# Air Chime Whistle



## trainman 2015 (Jan 17, 2015)

Is there anyone who knows a lot about or is an expert on AF Air Chime Whistles.I have a question about AF Air Chime Whistles and the sounds they make. I can remember playing with my older brother's AF trains some 40 years ago. From what I can remember the whistle seemed to produce a good quality, even realistic sound. My brother's trains went with him when he married and moved out. I have always had an interest in trains. Now that I am looking at retiring and will have time to enjoy them, I have been purchasing, repairing, restoring AF trains, especially steam locomotives. I have purchased several AF Air Chime Whistle generators and control units. The sound of the air chime whistle produced by the steam locomotives does not seem to be anywhere near what I remember. Before retiring, I was an electronics technician. I have a pretty good idea of how the Air Chime Whistle is supposed to work and the theory behind it. Is there a way to adjust and/or improve the quality of the sound produced by the AF whistle generator and the electronics in the tender? Has anyone else done any work and/or experimenting on this? Thanks.


----------



## Big Ed (Jun 16, 2009)

The S men will give you help.
But it may take till tomorrow.

I never had one, I am mostly a Lionel person.
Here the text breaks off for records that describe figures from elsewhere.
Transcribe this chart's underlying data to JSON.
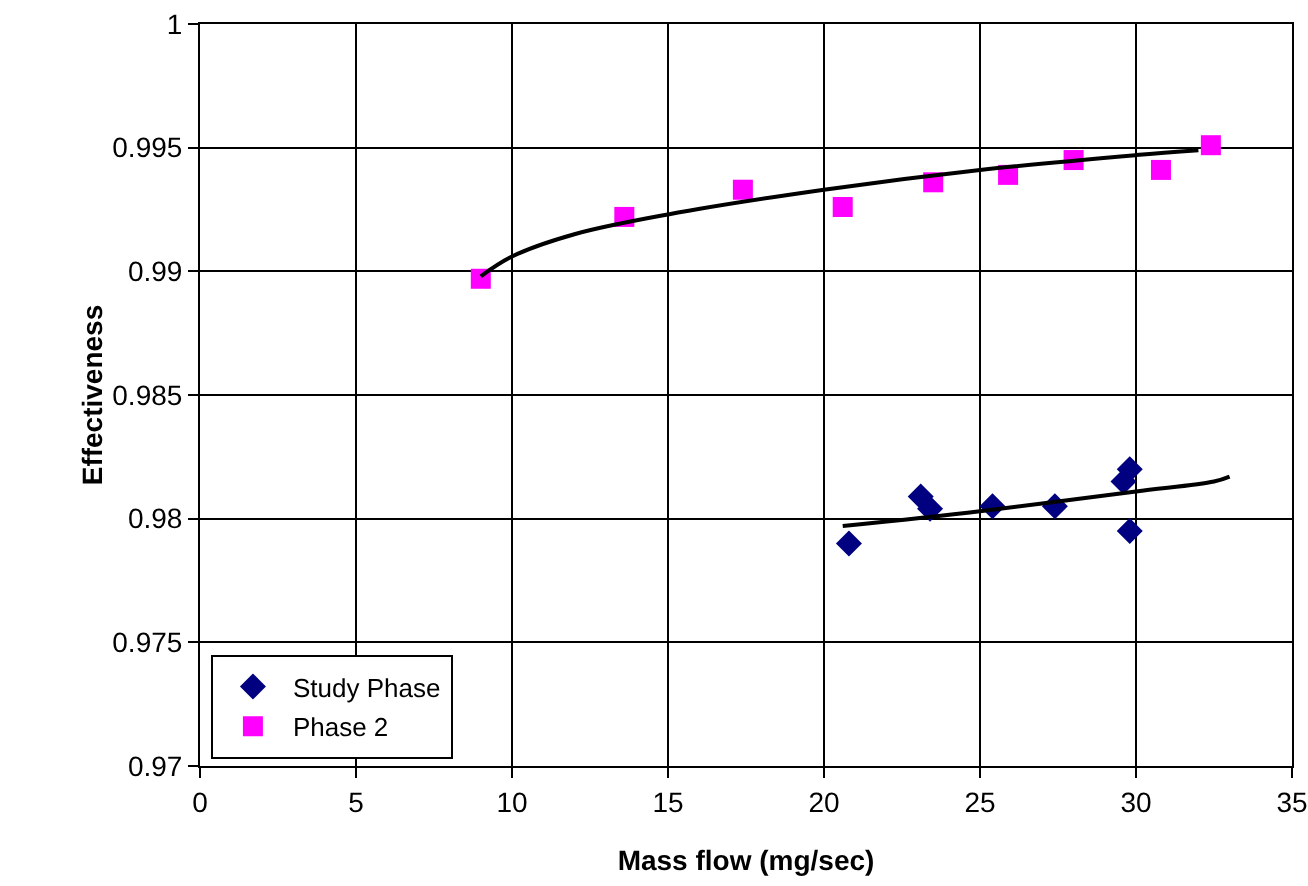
{
  "chart_data": {
    "type": "scatter",
    "xlabel": "Mass flow (mg/sec)",
    "ylabel": "Effectiveness",
    "xlim": [
      0,
      35
    ],
    "xticks": [
      0,
      5,
      10,
      15,
      20,
      25,
      30,
      35
    ],
    "ylim": [
      0.97,
      1
    ],
    "yticks": [
      0.97,
      0.975,
      0.98,
      0.985,
      0.99,
      0.995,
      1
    ],
    "grid": true,
    "legend": "bottom left",
    "series": [
      {
        "name": "Study Phase",
        "color": "#000080",
        "marker": "diamond",
        "x": [
          20.8,
          23.1,
          23.4,
          25.4,
          27.4,
          29.6,
          29.8,
          29.8
        ],
        "values": [
          0.979,
          0.9809,
          0.9804,
          0.9805,
          0.9805,
          0.9815,
          0.982,
          0.9795
        ]
      },
      {
        "name": "Phase 2",
        "color": "#ff00ff",
        "marker": "square",
        "x": [
          9.0,
          13.6,
          17.4,
          20.6,
          23.5,
          25.9,
          28.0,
          30.8,
          32.4
        ],
        "values": [
          0.9897,
          0.9922,
          0.9933,
          0.9926,
          0.9936,
          0.9939,
          0.9945,
          0.9941,
          0.9951
        ]
      },
      {
        "type": "line",
        "color": "#000000",
        "marker": "none",
        "x": [
          9,
          10,
          12,
          15,
          20,
          25,
          30,
          32
        ],
        "values": [
          0.9898,
          0.9906,
          0.9915,
          0.9923,
          0.9933,
          0.9941,
          0.9947,
          0.9949
        ]
      },
      {
        "type": "line",
        "color": "#000000",
        "marker": "none",
        "x": [
          20.6,
          25,
          30,
          32.5,
          33
        ],
        "values": [
          0.9797,
          0.9803,
          0.9811,
          0.9815,
          0.9817
        ]
      }
    ]
  }
}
They were talking about it here,

http://www.modeltrainforum.com/showthread.php?t=26328


----------



## flyernut (Oct 31, 2010)

Make no mistake, those "air chime whistles" leave a lot to be desired.The ones in my 2 Northern's sound the same, as well as the one I had as a kid back in the late 50's. Nothing like the Lionel whistles.


----------



## PhoebeSnow (Mar 1, 2014)

My air chime whistle in my 325AC sounds like an old door buzzer. I thought the tube was bad since it was 60 + years old so I replaced it with a rebuilt one from Port Lines and it still sounded the same. The guys on this forum told me that was about the best I was going to get. I'm still trying to get the Electronic Whistle to work in my 334DC to see if it sounds any better but to date no luck.


----------



## llskis (Apr 11, 2013)

PhoebeSnow said:


> My air chime whistle in my 325AC sounds like an old door buzzer. I thought the tube was bad since it was 60 + years old so I replaced it with a rebuilt one from Port Lines and it still sounded the same. The guys on this forum told me that was about the best I was going to get. I'm still trying to get the Electronic Whistle to work in my 334DC to see if it sounds any better but to date no luck.


FWIW:

I think all of A/F Whistles or Air Chime terminology is confusing. With the exception of the built in whistle (314AW) all A/F whistles are nothing but diesel sounding horns at best. 
Below is the 1950 Whistle control for the the 334DC/324AC Steam Loco's. I will be starting my project on this and will report back. Larry


----------



## trainman 2015 (Jan 17, 2015)

I have heard that the mechanism inside the metal tube on the control unit can be "tuned" to help and/or improve the whistle sound. I have one of the tubes apart on my bench. I have been doing a little experimenting with the positions of the contacts to see if that changes anything. The inside of the metal tube is basically a vibrator mechanism which produces an AC
current which is sent through the track to the circuitry in the tender which produces the sound. This is very similar to what was used in the old tube type car radios of years ago to change the DC battery power to a form of AC current to produce high voltage to run the elements of the tubes. I may try using a scope to see what if anything changes when the contacts are moved around.


----------



## Nuttin But Flyer (Dec 19, 2011)

I think just about everyone here agrees, the air chime whistle sounds nothing much better than a door buzzer at best. Sorry to say they were not very realistic. However, if you wish to use it in a diesel engine, at least it is closer...


----------